Tuesday, June 19, 2018
Books

Review: Koch's 'Dear Mr. M' packs a little too much into one novel

Not far into his tricky and suspenseful novel Dear Mr. M, Herman Koch has one of his characters provide a yardstick for judging books:

"A reader reads a book. If it's a good book, he forgets himself. That's all a book has to do. When the reader can't forget himself and keeps having to think about the writer the whole time, the book is a failure."

By that standard, does Koch's book succeed? Mostly, yes.

The Dutch novelist, who gained worldwide attention with his scabrous and misanthropic characters in The Dinner and Summer House With Swimming Pool, is on to something different here: longer, more complex, but still casting a cold eye on human behavior.

On the surface, the story is simple: A high school teacher has an affair with a female student, she breaks it off and the teacher disappears. The Mr. M of the title is a writer, now old, who made his fame decades earlier by turning the case of the missing teacher into a bestselling novel.

Mr. M now has a much younger wife and a small daughter, and his career, while still moderately successful, is definitely winding down. His books don't sell like they used to, and other writers complain that he keeps repeating himself.

Enter a mysterious stranger living below Mr. M's apartment who listens to his, and his wife's, every move. Who is he and what is he after? The path to that knowledge is a twisting one, and some readers may find it a tough slog.

That's because Koch has taken several literary forms and welded them into one book. He opens with an intriguing suspense story that inspires a fair amount of dread, then veers into a long central section that is essentially a young adult coming-of-age novel. This is followed, somewhat out of the blue, by a Q&A with Mr. M about the nature of fiction. The novel eventually reaches a satisfying conclusion, but in putting all this between two covers the result is less Swiss watch and more what the British call a dog's dinner.

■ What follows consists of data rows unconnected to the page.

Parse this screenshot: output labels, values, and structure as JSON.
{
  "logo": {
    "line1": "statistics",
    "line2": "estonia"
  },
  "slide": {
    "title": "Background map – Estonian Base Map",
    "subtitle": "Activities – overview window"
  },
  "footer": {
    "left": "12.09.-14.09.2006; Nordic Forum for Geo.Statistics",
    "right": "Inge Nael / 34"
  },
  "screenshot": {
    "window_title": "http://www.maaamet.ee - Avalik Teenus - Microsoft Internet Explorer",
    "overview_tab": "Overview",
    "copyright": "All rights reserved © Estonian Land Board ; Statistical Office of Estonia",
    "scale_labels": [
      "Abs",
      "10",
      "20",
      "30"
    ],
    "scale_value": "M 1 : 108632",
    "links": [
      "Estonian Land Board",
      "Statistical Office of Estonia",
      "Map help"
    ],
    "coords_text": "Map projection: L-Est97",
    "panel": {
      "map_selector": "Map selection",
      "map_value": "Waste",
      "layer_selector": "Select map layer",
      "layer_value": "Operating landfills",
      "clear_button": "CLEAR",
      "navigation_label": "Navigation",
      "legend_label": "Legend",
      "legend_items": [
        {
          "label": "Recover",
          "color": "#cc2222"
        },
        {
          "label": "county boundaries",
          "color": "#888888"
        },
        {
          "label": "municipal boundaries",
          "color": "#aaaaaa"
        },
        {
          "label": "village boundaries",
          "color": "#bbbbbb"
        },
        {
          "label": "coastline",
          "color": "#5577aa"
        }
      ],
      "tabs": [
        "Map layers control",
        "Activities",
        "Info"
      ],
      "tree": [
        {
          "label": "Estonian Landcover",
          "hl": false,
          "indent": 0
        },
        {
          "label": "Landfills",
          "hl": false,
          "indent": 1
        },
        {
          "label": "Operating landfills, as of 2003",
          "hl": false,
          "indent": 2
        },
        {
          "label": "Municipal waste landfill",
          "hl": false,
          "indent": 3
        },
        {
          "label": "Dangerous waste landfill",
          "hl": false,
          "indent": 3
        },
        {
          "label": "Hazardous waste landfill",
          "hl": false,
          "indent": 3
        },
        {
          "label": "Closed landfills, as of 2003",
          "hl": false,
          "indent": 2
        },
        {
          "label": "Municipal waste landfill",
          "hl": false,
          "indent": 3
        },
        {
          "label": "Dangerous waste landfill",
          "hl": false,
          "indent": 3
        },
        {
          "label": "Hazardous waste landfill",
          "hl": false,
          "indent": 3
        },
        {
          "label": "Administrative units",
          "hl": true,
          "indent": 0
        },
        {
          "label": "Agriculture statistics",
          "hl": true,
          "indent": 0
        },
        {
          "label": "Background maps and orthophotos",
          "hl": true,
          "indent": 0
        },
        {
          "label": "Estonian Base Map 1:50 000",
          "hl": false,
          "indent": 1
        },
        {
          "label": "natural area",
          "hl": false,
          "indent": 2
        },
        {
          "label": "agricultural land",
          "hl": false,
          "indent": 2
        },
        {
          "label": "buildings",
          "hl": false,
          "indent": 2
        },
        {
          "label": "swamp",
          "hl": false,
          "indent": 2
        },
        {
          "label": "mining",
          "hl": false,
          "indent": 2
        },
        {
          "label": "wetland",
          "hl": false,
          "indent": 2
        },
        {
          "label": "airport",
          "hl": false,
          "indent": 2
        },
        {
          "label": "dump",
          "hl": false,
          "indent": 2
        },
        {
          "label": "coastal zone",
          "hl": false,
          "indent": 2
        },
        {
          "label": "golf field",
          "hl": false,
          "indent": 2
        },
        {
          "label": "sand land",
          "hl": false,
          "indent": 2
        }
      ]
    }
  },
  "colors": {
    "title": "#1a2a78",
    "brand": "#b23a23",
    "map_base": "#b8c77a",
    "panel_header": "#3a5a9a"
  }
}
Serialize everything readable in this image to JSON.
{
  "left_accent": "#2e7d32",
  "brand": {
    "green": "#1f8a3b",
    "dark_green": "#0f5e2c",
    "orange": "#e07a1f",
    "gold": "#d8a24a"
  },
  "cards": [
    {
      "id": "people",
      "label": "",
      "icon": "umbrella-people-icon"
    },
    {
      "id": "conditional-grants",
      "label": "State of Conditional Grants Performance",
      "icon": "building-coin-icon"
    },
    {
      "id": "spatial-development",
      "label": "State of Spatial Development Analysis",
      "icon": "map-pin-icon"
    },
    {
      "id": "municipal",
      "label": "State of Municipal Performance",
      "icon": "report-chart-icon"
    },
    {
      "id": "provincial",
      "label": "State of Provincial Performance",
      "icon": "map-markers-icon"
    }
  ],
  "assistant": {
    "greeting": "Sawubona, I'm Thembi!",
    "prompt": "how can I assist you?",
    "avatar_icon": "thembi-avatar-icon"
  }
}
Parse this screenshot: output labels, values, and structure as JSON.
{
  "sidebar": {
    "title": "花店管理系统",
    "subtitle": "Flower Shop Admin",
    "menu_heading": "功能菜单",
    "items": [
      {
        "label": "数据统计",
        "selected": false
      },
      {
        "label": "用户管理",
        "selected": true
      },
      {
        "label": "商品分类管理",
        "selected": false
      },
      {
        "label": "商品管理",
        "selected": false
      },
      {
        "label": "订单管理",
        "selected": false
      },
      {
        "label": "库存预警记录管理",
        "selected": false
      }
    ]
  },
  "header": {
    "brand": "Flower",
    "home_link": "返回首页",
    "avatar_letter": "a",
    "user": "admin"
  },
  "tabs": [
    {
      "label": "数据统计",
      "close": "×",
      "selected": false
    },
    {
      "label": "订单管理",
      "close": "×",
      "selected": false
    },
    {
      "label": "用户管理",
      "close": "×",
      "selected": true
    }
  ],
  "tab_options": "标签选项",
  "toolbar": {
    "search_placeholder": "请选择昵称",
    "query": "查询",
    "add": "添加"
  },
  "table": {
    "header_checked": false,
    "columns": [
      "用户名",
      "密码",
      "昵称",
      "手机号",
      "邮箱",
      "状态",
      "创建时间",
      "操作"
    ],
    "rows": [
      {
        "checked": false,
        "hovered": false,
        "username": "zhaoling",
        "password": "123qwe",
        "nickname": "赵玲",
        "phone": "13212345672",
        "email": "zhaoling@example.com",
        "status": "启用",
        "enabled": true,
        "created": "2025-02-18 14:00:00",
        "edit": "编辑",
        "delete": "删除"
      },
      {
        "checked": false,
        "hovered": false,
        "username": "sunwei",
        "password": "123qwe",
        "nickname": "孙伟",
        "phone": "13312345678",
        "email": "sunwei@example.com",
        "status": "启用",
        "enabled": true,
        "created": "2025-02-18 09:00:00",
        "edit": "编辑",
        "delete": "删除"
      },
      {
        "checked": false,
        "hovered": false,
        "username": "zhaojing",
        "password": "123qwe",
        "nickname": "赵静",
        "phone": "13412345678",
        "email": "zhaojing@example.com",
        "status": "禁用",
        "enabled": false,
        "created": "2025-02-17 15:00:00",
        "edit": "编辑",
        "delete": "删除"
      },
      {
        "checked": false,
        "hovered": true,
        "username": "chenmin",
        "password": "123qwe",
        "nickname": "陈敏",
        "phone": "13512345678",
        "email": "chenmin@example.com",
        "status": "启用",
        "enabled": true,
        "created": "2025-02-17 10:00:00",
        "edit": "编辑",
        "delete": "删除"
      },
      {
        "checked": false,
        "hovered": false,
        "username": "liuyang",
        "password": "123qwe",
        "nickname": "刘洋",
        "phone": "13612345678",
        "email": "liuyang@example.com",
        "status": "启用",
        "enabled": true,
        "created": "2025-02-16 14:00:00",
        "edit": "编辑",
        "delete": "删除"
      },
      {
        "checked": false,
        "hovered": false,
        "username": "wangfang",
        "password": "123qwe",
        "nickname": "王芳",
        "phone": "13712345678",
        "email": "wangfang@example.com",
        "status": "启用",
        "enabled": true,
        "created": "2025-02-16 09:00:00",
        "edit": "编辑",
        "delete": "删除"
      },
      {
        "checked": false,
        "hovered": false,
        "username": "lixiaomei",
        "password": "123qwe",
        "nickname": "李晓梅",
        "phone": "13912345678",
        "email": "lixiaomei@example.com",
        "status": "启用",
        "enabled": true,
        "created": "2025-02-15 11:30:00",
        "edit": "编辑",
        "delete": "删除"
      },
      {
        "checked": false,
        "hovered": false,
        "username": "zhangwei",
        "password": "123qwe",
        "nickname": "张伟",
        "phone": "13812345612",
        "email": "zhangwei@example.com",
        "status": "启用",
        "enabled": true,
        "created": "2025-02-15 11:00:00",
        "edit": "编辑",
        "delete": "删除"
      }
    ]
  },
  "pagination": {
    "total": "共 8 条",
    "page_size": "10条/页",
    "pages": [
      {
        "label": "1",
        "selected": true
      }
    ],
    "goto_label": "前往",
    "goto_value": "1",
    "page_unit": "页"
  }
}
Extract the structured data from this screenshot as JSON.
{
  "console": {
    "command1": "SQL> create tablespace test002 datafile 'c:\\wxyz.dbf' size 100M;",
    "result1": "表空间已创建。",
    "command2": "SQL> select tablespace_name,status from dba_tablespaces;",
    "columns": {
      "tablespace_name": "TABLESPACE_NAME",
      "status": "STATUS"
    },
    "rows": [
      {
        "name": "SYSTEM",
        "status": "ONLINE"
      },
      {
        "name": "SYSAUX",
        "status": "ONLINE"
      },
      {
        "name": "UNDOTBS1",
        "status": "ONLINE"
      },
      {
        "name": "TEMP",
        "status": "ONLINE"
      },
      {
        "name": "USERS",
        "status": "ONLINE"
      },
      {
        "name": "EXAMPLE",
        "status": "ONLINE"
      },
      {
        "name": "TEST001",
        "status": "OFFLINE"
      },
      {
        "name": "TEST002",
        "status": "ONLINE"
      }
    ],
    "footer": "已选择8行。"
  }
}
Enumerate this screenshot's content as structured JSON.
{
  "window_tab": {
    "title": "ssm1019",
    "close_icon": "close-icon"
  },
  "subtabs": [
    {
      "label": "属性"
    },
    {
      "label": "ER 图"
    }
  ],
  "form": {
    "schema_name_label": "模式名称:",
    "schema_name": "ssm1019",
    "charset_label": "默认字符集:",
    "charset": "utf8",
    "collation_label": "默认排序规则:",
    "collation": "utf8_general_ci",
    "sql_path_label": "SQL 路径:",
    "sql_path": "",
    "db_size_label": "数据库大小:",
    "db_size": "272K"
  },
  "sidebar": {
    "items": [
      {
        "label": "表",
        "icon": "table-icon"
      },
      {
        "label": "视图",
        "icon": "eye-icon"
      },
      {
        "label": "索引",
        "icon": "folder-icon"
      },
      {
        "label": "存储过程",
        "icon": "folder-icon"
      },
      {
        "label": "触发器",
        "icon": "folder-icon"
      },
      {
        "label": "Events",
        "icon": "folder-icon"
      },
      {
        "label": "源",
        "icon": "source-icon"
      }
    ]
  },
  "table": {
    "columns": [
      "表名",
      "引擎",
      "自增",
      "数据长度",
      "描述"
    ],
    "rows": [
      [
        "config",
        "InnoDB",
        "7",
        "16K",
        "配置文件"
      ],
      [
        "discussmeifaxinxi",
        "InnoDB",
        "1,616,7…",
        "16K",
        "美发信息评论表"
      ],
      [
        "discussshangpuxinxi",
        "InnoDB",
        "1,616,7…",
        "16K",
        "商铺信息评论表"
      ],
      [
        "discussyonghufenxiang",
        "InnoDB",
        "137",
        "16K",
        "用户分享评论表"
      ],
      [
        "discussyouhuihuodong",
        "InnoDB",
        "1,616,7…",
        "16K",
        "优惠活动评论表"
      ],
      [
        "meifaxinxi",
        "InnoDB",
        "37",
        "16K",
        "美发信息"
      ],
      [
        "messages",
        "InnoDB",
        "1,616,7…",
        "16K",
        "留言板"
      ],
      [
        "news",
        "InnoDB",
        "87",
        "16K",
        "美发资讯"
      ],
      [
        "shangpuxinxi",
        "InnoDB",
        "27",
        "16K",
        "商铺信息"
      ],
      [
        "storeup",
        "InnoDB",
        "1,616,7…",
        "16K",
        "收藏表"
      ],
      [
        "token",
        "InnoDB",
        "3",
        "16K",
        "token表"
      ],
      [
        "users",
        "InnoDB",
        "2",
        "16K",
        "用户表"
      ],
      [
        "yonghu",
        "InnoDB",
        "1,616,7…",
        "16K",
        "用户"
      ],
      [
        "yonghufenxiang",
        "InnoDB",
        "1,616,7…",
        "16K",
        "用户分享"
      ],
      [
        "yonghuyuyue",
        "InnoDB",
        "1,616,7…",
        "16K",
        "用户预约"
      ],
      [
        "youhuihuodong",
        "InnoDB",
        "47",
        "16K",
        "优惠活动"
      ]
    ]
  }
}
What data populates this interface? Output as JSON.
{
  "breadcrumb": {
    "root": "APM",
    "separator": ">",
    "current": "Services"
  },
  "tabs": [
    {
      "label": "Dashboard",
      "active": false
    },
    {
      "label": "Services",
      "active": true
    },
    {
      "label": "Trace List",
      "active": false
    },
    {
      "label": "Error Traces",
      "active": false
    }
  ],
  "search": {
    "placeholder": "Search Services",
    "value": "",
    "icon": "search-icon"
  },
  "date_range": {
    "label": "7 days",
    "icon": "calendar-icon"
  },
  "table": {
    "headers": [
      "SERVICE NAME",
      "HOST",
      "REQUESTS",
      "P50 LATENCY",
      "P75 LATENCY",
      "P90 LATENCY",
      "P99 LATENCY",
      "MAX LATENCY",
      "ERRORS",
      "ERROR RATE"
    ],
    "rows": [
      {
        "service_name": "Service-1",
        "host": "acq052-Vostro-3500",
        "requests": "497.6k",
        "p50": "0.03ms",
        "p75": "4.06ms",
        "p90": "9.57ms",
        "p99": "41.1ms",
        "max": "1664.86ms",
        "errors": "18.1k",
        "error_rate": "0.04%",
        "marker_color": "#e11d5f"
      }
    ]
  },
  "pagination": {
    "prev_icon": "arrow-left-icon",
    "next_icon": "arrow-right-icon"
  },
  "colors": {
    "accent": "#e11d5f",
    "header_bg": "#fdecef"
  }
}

In an interview with NPR, Koch explained, "When I'm writing I get easily bored. So changing perspectives, for me, was more like writing five short novels and packing them all into one. And I thought it just became a richer book."

He gets points for breaking out into new territory, because when Dear Mr. M works, which is most of the time, the reader will certainly forget about the writer and go along for the dark ride.